Sorry, I should have provided that. What I've tested is
#define LT(n) n, n, n, n, n, n, n, n, n, n, n, n, n, n, n, n
static const char LogTable256[256] =
{
0, 1, 2, 2, 3, 3, 3, 3, 4, 4, 4, 4, 4, 4, 4, 4,
LT(5), LT(6), LT(6), LT(7), LT(7), LT(7), LT(7),
LT(8), LT(8), LT(8), LT(8), LT(8), LT(8), LT(8), LT(8)
};
int
AllocSetFreeIndex_lt(size_t size)
{
int idx = 0;
if (size > (1 << ALLOC_MINBITS))
{
unsigned int t, tt; // temporaries
size = (size - 1) >> ALLOC_MINBITS;
if ((tt = (size >> 16)))
{
idx = (t = tt >> 8) ? 24 + LogTable256[t] : 16 + LogTable256[tt];
}
else
{
idx = (t = size >> 8) ? 8 + LogTable256[t] : LogTable256[size];
}
}
return idx;
}
int
AllocSetFreeIndex_lts(size_t size)
{
int idx = 0;
if (size > (1 << ALLOC_MINBITS))
{
unsigned int t; // temporaries
size = (size - 1) >> ALLOC_MINBITS;
t = size >> 8;
idx = t ? 8 + LogTable256[t] : LogTable256[(unsigned int) size];
}
return idx;
}
plus the obvious additions to the other file for an additional test
type.
> Note that instruction alignment with respect to words is not the only
> potential instruction-alignment issue. In the past, when optimizing
> code to an extreme, I've run into cache-line issues where a small
> change that should've produced a small improvement resulted in a
> largish performance loss, without further work.
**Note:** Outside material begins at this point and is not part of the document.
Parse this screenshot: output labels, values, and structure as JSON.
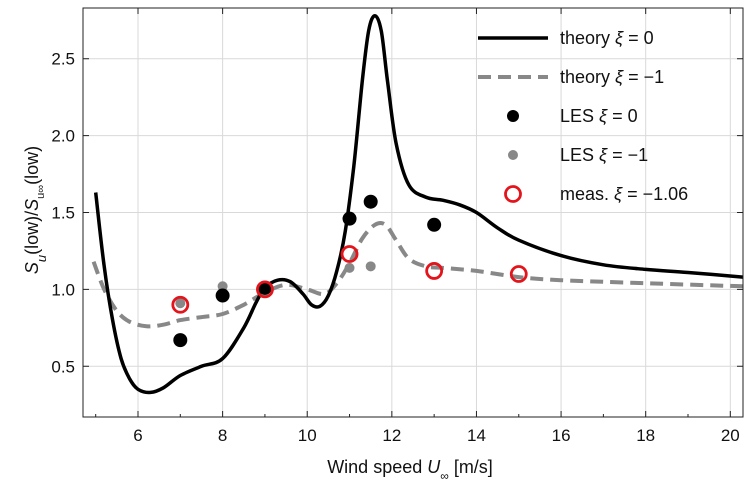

Lookup tables can have
> an analogous issue; this could, in a simplistic test, explain an
> anomalous large-better-than-small result, if part of the large lookup
> table remains cached. (Do any modern CPUs attempt to address this??)
Yeah, I've seen similar things when trying to micro-optimize code.
That's why it's so critical to get results from multiple
platforms/machines before trusting the answers too much.
> This is difficult to tune in a multiplatform code base, so the numbers
> in a particular benchmark do not tell the whole tale; you'd need to
> make a judgment call, and perhaps to allow a code-configuration
> override.
Well, my judgment call is that we should go with the lookup table.
So far, the only machine where that doesn't seem to provide a nice win
is my old Mac G4 laptop, which is hardly a platform that people are
likely to be stressing about database performance on. Jeremy's PPC
machines like it a lot more, so there's not something fundamentally
wrong with the approach for that architecture. The other alternatives
all have significantly greater downsides.